Spritz of vitamins
The idea is appealing. Just spray vitamins into the mouth -- think Binaca breath freshener with a nutritional boost -- and those enormous, old-fashioned pills become a thing of the past.
An increasing array of products promises that a few spritzes a day can get more of the vitamins into the bloodstream than tablets or capsules, which must dissolve in the stomach before being absorbed by the small intestine. The mist is readily absorbed by tissues beneath the tongue or lining the cheeks, the manufacturers say.
“Sublingual sprays are the future,” says Robert Thistle, chief executive of Micro Laboratories Inc. in Johnston, R.I., which sells its fruit- or mint-flavored Micro vitamin sprays through the Internet and some health food stores. The sprays, which run about $12.95 for an 11-day supply (four spritzes twice daily), are part of a small but expanding niche in the vitamin industry, which sees a market for more palatable ways to deliver better nutrition.
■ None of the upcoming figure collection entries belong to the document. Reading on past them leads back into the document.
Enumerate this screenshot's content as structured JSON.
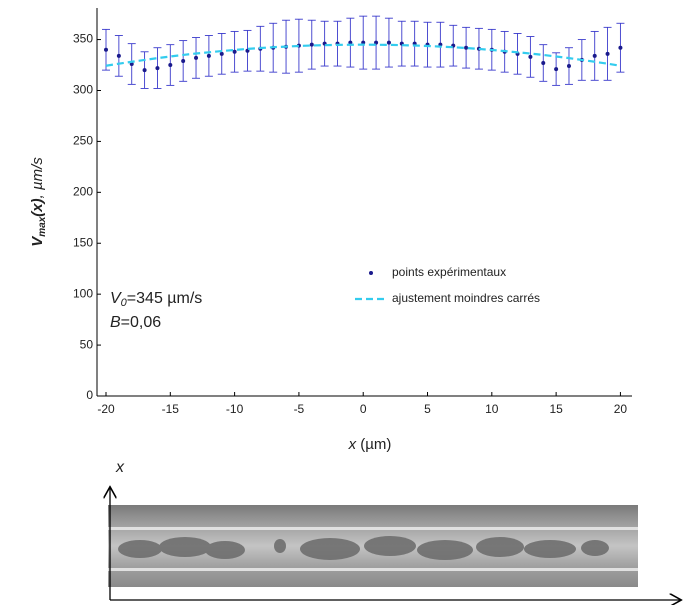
{
  "chart_data": {
    "type": "scatter",
    "x": [
      -20,
      -19,
      -18,
      -17,
      -16,
      -15,
      -14,
      -13,
      -12,
      -11,
      -10,
      -9,
      -8,
      -7,
      -6,
      -5,
      -4,
      -3,
      -2,
      -1,
      0,
      1,
      2,
      3,
      4,
      5,
      6,
      7,
      8,
      9,
      10,
      11,
      12,
      13,
      14,
      15,
      16,
      17,
      18,
      19,
      20
    ],
    "series": [
      {
        "name": "points expérimentaux",
        "color": "#1a1a8c",
        "error_color": "#3a3acc",
        "values": [
          340,
          334,
          326,
          320,
          322,
          325,
          329,
          332,
          334,
          336,
          338,
          339,
          341,
          342,
          343,
          344,
          345,
          346,
          346,
          347,
          347,
          347,
          347,
          346,
          346,
          345,
          345,
          344,
          342,
          341,
          340,
          338,
          336,
          333,
          327,
          321,
          324,
          330,
          334,
          336,
          342
        ],
        "errors": [
          20,
          20,
          20,
          18,
          20,
          20,
          20,
          20,
          20,
          20,
          20,
          20,
          22,
          24,
          26,
          26,
          24,
          22,
          22,
          24,
          26,
          26,
          24,
          22,
          22,
          22,
          22,
          20,
          20,
          20,
          20,
          20,
          20,
          20,
          18,
          16,
          18,
          20,
          24,
          26,
          24
        ]
      },
      {
        "name": "ajustement moindres carrés",
        "color": "#33ccee",
        "dashed": true,
        "values": [
          324.3,
          326.3,
          328.2,
          330.0,
          331.8,
          333.4,
          334.9,
          336.3,
          337.5,
          338.7,
          339.8,
          340.8,
          341.7,
          342.5,
          343.1,
          343.7,
          344.2,
          344.5,
          344.8,
          344.9,
          345.0,
          344.9,
          344.8,
          344.5,
          344.2,
          343.7,
          343.1,
          342.5,
          341.7,
          340.8,
          339.8,
          338.7,
          337.5,
          336.3,
          334.9,
          333.4,
          331.8,
          330.0,
          328.2,
          326.3,
          324.3
        ]
      }
    ],
    "xlim": [
      -20.7,
      20.9
    ],
    "ylim": [
      0,
      381
    ],
    "xticks": [
      -20,
      -15,
      -10,
      -5,
      0,
      5,
      10,
      15,
      20
    ],
    "yticks": [
      0,
      50,
      100,
      150,
      200,
      250,
      300,
      350
    ],
    "grid": false,
    "xlabel": {
      "var": "x",
      "unit": " (µm)"
    },
    "ylabel": {
      "var": "V",
      "sub": "max",
      "arg": "(x)",
      "unit": ", µm/s"
    },
    "annotations": [
      {
        "var": "V",
        "sub": "0",
        "rest": "=345 µm/s"
      },
      {
        "var": "B",
        "rest": "=0,06"
      }
    ]
  },
  "image_axis_label": "x"
}
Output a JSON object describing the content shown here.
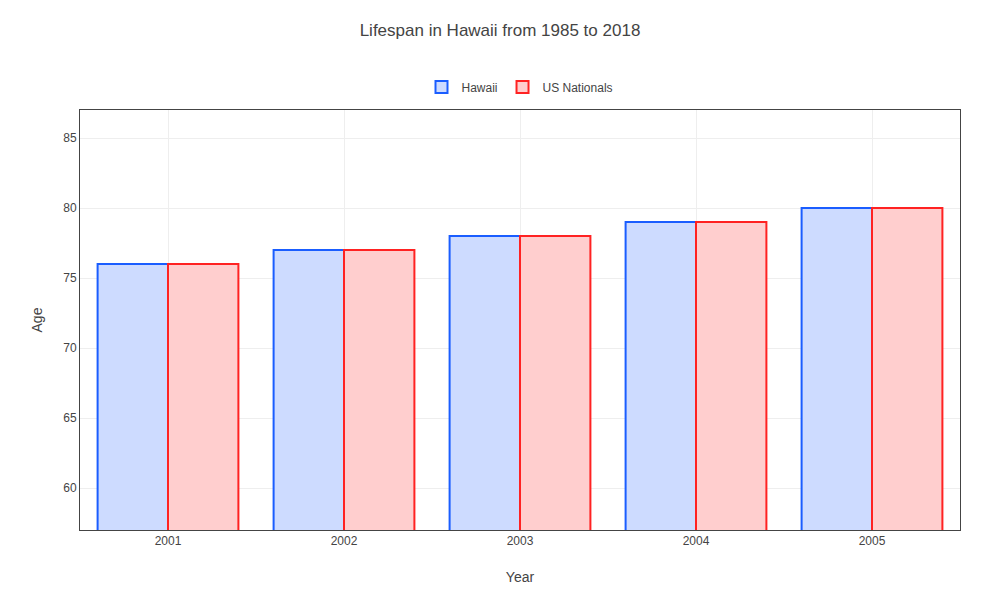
{
  "chart_data": {
    "type": "bar",
    "title": "Lifespan in Hawaii from 1985 to 2018",
    "x_label": "Year",
    "y_label": "Age",
    "categories": [
      "2001",
      "2002",
      "2003",
      "2004",
      "2005"
    ],
    "series": [
      {
        "name": "Hawaii",
        "color": "#1a5dff",
        "values": [
          76,
          77,
          78,
          79,
          80
        ]
      },
      {
        "name": "US Nationals",
        "color": "#ff2222",
        "values": [
          76,
          77,
          78,
          79,
          80
        ]
      }
    ],
    "ylim": [
      57,
      87
    ],
    "yticks": [
      60,
      65,
      70,
      75,
      80,
      85
    ],
    "grid": true,
    "legend": "top"
  }
}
“When you swallow a pill, how much of it gets to work on your system depends on so many factors: how much you weigh, what is your metabolism, did you take it on an empty stomach or with food,” Thistle says. “In many, many cases, none gets into your body.”
But experts in pharmacology and biochemistry say there’s no proof that vitamin sprays are absorbed better than pills. Nor is there proof that taking smaller doses of vitamins several times a day makes you any healthier than downing that once-daily multivitamin at breakfast.
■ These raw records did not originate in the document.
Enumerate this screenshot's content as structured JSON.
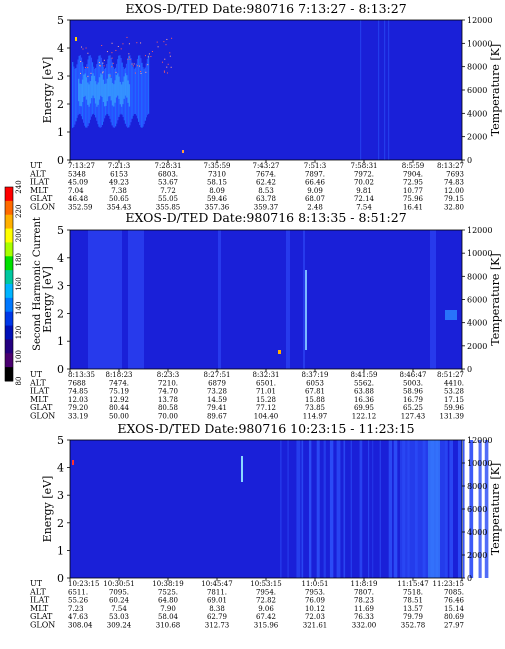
{
  "cbar": {
    "label": "Second Harmonic Current",
    "ticks": [
      "240",
      "220",
      "200",
      "180",
      "160",
      "140",
      "120",
      "100",
      "80"
    ],
    "colors": [
      "#ff0000",
      "#ff6a00",
      "#ffb000",
      "#ffff00",
      "#a8ff00",
      "#00e000",
      "#00c8a0",
      "#00b4ff",
      "#0078ff",
      "#0038e8",
      "#0010b8",
      "#240080",
      "#4a0070",
      "#000000"
    ]
  },
  "chart_data": [
    {
      "type": "heatmap",
      "title": "EXOS-D/TED   Date:980716   7:13:27 - 8:13:27",
      "ylabel": "Energy [eV]",
      "y2label": "Temperature [K]",
      "ylim": [
        0,
        5
      ],
      "yticks": [
        "0",
        "1",
        "2",
        "3",
        "4",
        "5"
      ],
      "y2lim": [
        0,
        12000
      ],
      "y2ticks": [
        "0",
        "2000",
        "4000",
        "6000",
        "8000",
        "10000",
        "12000"
      ],
      "background": "#1a20d8",
      "row_labels": [
        "UT",
        "ALT",
        "ILAT",
        "MLT",
        "GLAT",
        "GLON"
      ],
      "rows": [
        [
          "7:13:27",
          "7:21:3",
          "7:28:31",
          "7:35:59",
          "7:43:27",
          "7:51:3",
          "7:58:31",
          "8:5:59",
          "8:13:27"
        ],
        [
          "5348",
          "6153",
          "6803.",
          "7310",
          "7674.",
          "7897.",
          "7972.",
          "7904.",
          "7693"
        ],
        [
          "45.09",
          "49.23",
          "53.67",
          "58.15",
          "62.42",
          "66.46",
          "70.02",
          "72.95",
          "74.83"
        ],
        [
          "7.04",
          "7.38",
          "7.72",
          "8.09",
          "8.53",
          "9.09",
          "9.81",
          "10.77",
          "12.00"
        ],
        [
          "46.48",
          "50.65",
          "55.05",
          "59.46",
          "63.78",
          "68.07",
          "72.14",
          "75.96",
          "79.15"
        ],
        [
          "352.59",
          "354.43",
          "355.85",
          "357.36",
          "359.37",
          "2.48",
          "7.54",
          "16.41",
          "32.80"
        ]
      ]
    },
    {
      "type": "heatmap",
      "title": "EXOS-D/TED   Date:980716   8:13:35 - 8:51:27",
      "ylabel": "Energy [eV]",
      "y2label": "Temperature [K]",
      "ylim": [
        0,
        5
      ],
      "yticks": [
        "0",
        "1",
        "2",
        "3",
        "4",
        "5"
      ],
      "y2lim": [
        0,
        12000
      ],
      "y2ticks": [
        "0",
        "2000",
        "4000",
        "6000",
        "8000",
        "10000",
        "12000"
      ],
      "background": "#1a20d8",
      "row_labels": [
        "UT",
        "ALT",
        "ILAT",
        "MLT",
        "GLAT",
        "GLON"
      ],
      "rows": [
        [
          "8:13:35",
          "8:18:23",
          "8:23:3",
          "8:27:51",
          "8:32:31",
          "8:37:19",
          "8:41:59",
          "8:46:47",
          "8:51:27"
        ],
        [
          "7688",
          "7474.",
          "7210.",
          "6879",
          "6501.",
          "6053",
          "5562.",
          "5003.",
          "4410."
        ],
        [
          "74.85",
          "75.19",
          "74.70",
          "73.28",
          "71.01",
          "67.81",
          "63.88",
          "58.96",
          "53.28"
        ],
        [
          "12.03",
          "12.92",
          "13.78",
          "14.59",
          "15.28",
          "15.88",
          "16.36",
          "16.79",
          "17.15"
        ],
        [
          "79.20",
          "80.44",
          "80.58",
          "79.41",
          "77.12",
          "73.85",
          "69.95",
          "65.25",
          "59.96"
        ],
        [
          "33.19",
          "50.00",
          "70.00",
          "89.67",
          "104.40",
          "114.97",
          "122.12",
          "127.43",
          "131.39"
        ]
      ]
    },
    {
      "type": "heatmap",
      "title": "EXOS-D/TED   Date:980716   10:23:15 - 11:23:15",
      "ylabel": "Energy [eV]",
      "y2label": "Temperature [K]",
      "ylim": [
        0,
        5
      ],
      "yticks": [
        "0",
        "1",
        "2",
        "3",
        "4",
        "5"
      ],
      "y2lim": [
        0,
        12000
      ],
      "y2ticks": [
        "0",
        "2000",
        "4000",
        "6000",
        "8000",
        "10000",
        "12000"
      ],
      "background": "#1a20d8",
      "row_labels": [
        "UT",
        "ALT",
        "ILAT",
        "MLT",
        "GLAT",
        "GLON"
      ],
      "rows": [
        [
          "10:23:15",
          "10:30:51",
          "10:38:19",
          "10:45:47",
          "10:53:15",
          "11:0:51",
          "11:8:19",
          "11:15:47",
          "11:23:15"
        ],
        [
          "6511.",
          "7095.",
          "7525.",
          "7811.",
          "7954.",
          "7953.",
          "7807.",
          "7518.",
          "7085."
        ],
        [
          "55.26",
          "60.24",
          "64.80",
          "69.01",
          "72.82",
          "76.09",
          "78.23",
          "78.51",
          "76.46"
        ],
        [
          "7.23",
          "7.54",
          "7.90",
          "8.38",
          "9.06",
          "10.12",
          "11.69",
          "13.57",
          "15.14"
        ],
        [
          "47.63",
          "53.03",
          "58.04",
          "62.79",
          "67.42",
          "72.03",
          "76.33",
          "79.79",
          "80.69"
        ],
        [
          "308.04",
          "309.24",
          "310.68",
          "312.73",
          "315.96",
          "321.61",
          "332.00",
          "352.78",
          "27.97"
        ]
      ]
    }
  ]
}
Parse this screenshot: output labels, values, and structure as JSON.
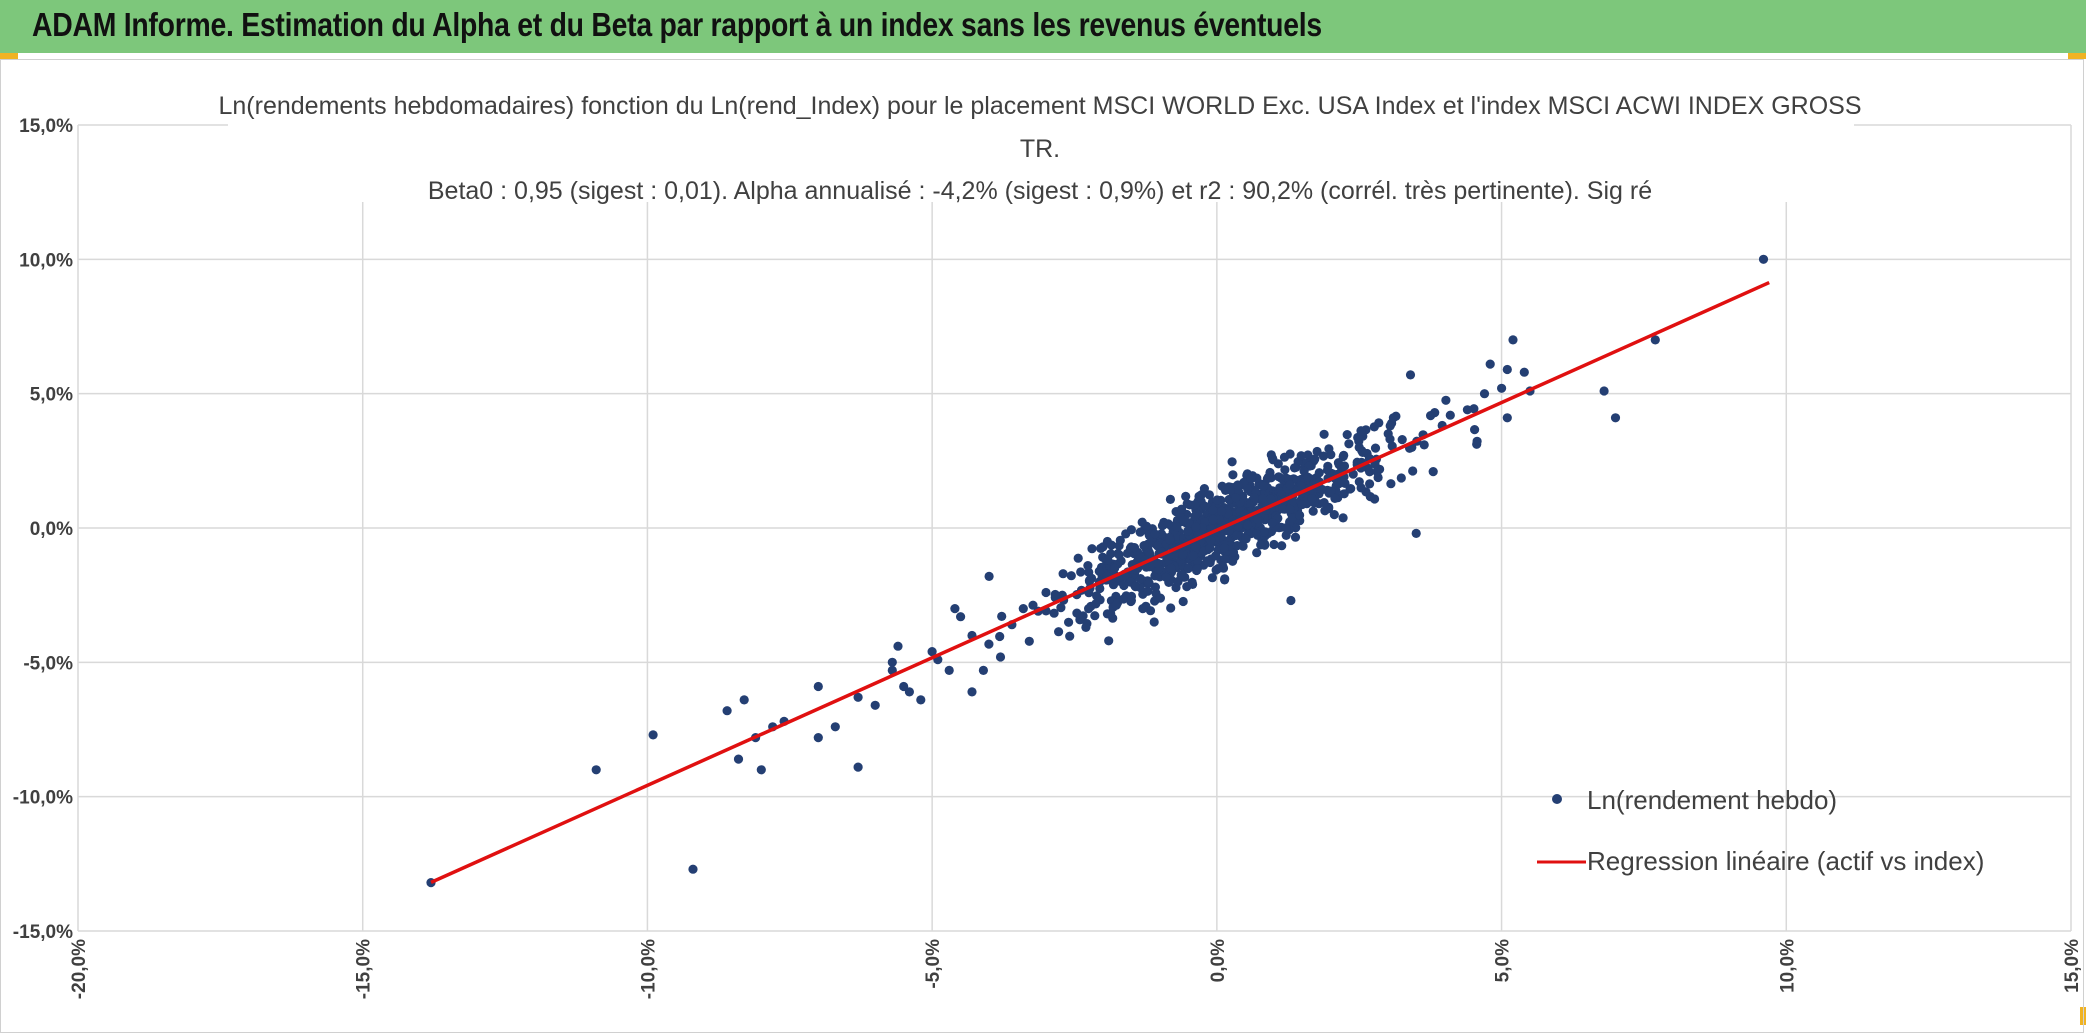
{
  "header": {
    "title": "ADAM Informe. Estimation du Alpha et du Beta par rapport à un index sans les revenus éventuels"
  },
  "colors": {
    "banner": "#7dc77b",
    "marker": "#243f73",
    "regression": "#e01010",
    "grid": "#d9d9d9",
    "text": "#404040"
  },
  "chart_data": {
    "type": "scatter",
    "title_lines": [
      "Ln(rendements hebdomadaires) fonction du Ln(rend_Index) pour le placement MSCI WORLD Exc. USA Index et l'index MSCI ACWI INDEX GROSS",
      "TR.",
      "Beta0 : 0,95 (sigest : 0,01). Alpha annualisé : -4,2% (sigest : 0,9%) et r2 : 90,2% (corrél. très pertinente). Sig ré"
    ],
    "xlim": [
      -0.2,
      0.15
    ],
    "ylim": [
      -0.15,
      0.15
    ],
    "x_ticks": [
      "-20,0%",
      "-15,0%",
      "-10,0%",
      "-5,0%",
      "0,0%",
      "5,0%",
      "10,0%",
      "15,0%"
    ],
    "y_ticks": [
      "15,0%",
      "10,0%",
      "5,0%",
      "0,0%",
      "-5,0%",
      "-10,0%",
      "-15,0%"
    ],
    "legend": [
      {
        "label": "Ln(rendement hebdo)",
        "kind": "marker"
      },
      {
        "label": "Regression linéaire (actif vs index)",
        "kind": "line"
      }
    ],
    "regression": {
      "name": "Regression linéaire (actif vs index)",
      "beta": 0.95,
      "alpha_weekly": -0.0008,
      "x_range": [
        -0.138,
        0.097
      ]
    },
    "series": [
      {
        "name": "Ln(rendement hebdo)",
        "outliers": [
          [
            -0.138,
            -0.132
          ],
          [
            -0.109,
            -0.09
          ],
          [
            -0.099,
            -0.077
          ],
          [
            -0.092,
            -0.127
          ],
          [
            -0.086,
            -0.068
          ],
          [
            -0.084,
            -0.086
          ],
          [
            -0.083,
            -0.064
          ],
          [
            -0.08,
            -0.09
          ],
          [
            -0.081,
            -0.078
          ],
          [
            -0.078,
            -0.074
          ],
          [
            -0.076,
            -0.072
          ],
          [
            -0.07,
            -0.059
          ],
          [
            -0.07,
            -0.078
          ],
          [
            -0.067,
            -0.074
          ],
          [
            -0.063,
            -0.089
          ],
          [
            -0.063,
            -0.063
          ],
          [
            -0.06,
            -0.066
          ],
          [
            -0.057,
            -0.05
          ],
          [
            -0.057,
            -0.053
          ],
          [
            -0.056,
            -0.044
          ],
          [
            -0.055,
            -0.059
          ],
          [
            -0.054,
            -0.061
          ],
          [
            -0.052,
            -0.064
          ],
          [
            -0.05,
            -0.046
          ],
          [
            -0.049,
            -0.049
          ],
          [
            -0.047,
            -0.053
          ],
          [
            -0.046,
            -0.03
          ],
          [
            -0.045,
            -0.033
          ],
          [
            -0.043,
            -0.04
          ],
          [
            -0.043,
            -0.061
          ],
          [
            -0.041,
            -0.053
          ],
          [
            -0.04,
            -0.018
          ],
          [
            -0.038,
            -0.048
          ],
          [
            -0.036,
            -0.036
          ],
          [
            -0.034,
            -0.03
          ],
          [
            -0.03,
            -0.024
          ],
          [
            -0.027,
            -0.017
          ],
          [
            -0.023,
            -0.037
          ],
          [
            -0.019,
            -0.042
          ],
          [
            -0.018,
            -0.018
          ],
          [
            -0.015,
            -0.027
          ],
          [
            -0.013,
            -0.03
          ],
          [
            -0.011,
            -0.035
          ],
          [
            0.013,
            -0.027
          ],
          [
            0.025,
            0.03
          ],
          [
            0.031,
            0.041
          ],
          [
            0.034,
            0.057
          ],
          [
            0.035,
            -0.002
          ],
          [
            0.038,
            0.021
          ],
          [
            0.041,
            0.042
          ],
          [
            0.044,
            0.044
          ],
          [
            0.047,
            0.05
          ],
          [
            0.048,
            0.061
          ],
          [
            0.05,
            0.052
          ],
          [
            0.051,
            0.041
          ],
          [
            0.051,
            0.059
          ],
          [
            0.052,
            0.07
          ],
          [
            0.054,
            0.058
          ],
          [
            0.055,
            0.051
          ],
          [
            0.068,
            0.051
          ],
          [
            0.07,
            0.041
          ],
          [
            0.077,
            0.07
          ],
          [
            0.096,
            0.1
          ]
        ],
        "cloud": {
          "count": 900,
          "seed": 7,
          "x_mean": 0.002,
          "x_sd": 0.014,
          "beta": 0.95,
          "intercept": -0.0008,
          "resid_sd": 0.0075
        }
      }
    ]
  }
}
“At present, the best way to take vitamins is in food or in the traditional type of oral supplements,” says Burton Kallman, science director emeritus of the National Nutritional Foods Assn., the largest trade association representing vitamin manufacturers and retailers. “We’ve evolved a gastrointestinal tract over millions of years that has specialized methods of absorbing various nutrients. Most pill-takers are getting adequate amounts out of their pills.” And, he adds, it’s unclear how well the mouth’s delicate mucosal tissues transport vitamins to the bloodstream.
Makers of the sprays concede that they haven’t done head-to-head tests comparing vitamin sprays with tablets and capsules. Instead, they cite studies of the oral absorption of such medications as nitroglycerin sprays and pills administered under the tongue to rapidly relieve chest pain, and studies showing that some vitamins, including C, B-12 and niacin, can be absorbed readily through the lining of the mouth.
But, say clinical pharmacologists, that doesn’t necessarily mean other nutrients would be similarly absorbed -- or that the vitamins would react the same way in combination with other ingredients.
“Each of the active ingredients has different chemistries that can influence how the body transports it from the mouth to the blood,” says Anthony Almada, a nutritional biochemist and president of Imaginutrition Inc. in Laguna Niguel, a nutritional think tank that also conducts clinical trials and designs products.
“Have we done medical studies on our products? No, we have not,” says William M. Deihl, vice president of corporate development for Mayor Pharmaceutical Laboratories Inc. in Phoenix, makers of VitaMist spray vitamins. Instead, the company relies on “articles from science journals” to make claims that 75% to 90% of sprayed vitamins get absorbed, compared with much smaller percentages of vitamins packed into pills.
The company’s line of vitamin formulas for men, women, children and for those with conditions such as arthritis or stress, were previously available through the Internet and under private labels through the Home Shopping Network, but can now be found at many Wal-Mart, Osco and Sav-on stores. A month’s supply of the multivitamin formulas (two sprays four times a day) runs $19.95.
Health Plus International Inc. in Boca Raton, Fla., expects to launch a line of fruit-flavored spray vitamins in July. The company’s president and chief executive, Russell Van de Casteele, says the sprays are engineered to reach the bloodstream even more quickly and efficiently than current sprays.
Deihl says such products should especially appeal to the estimated 80 million Americans with intestinal problems, swallowing problems or whose ability to absorb nutrients has been reduced by gastric bypass surgery.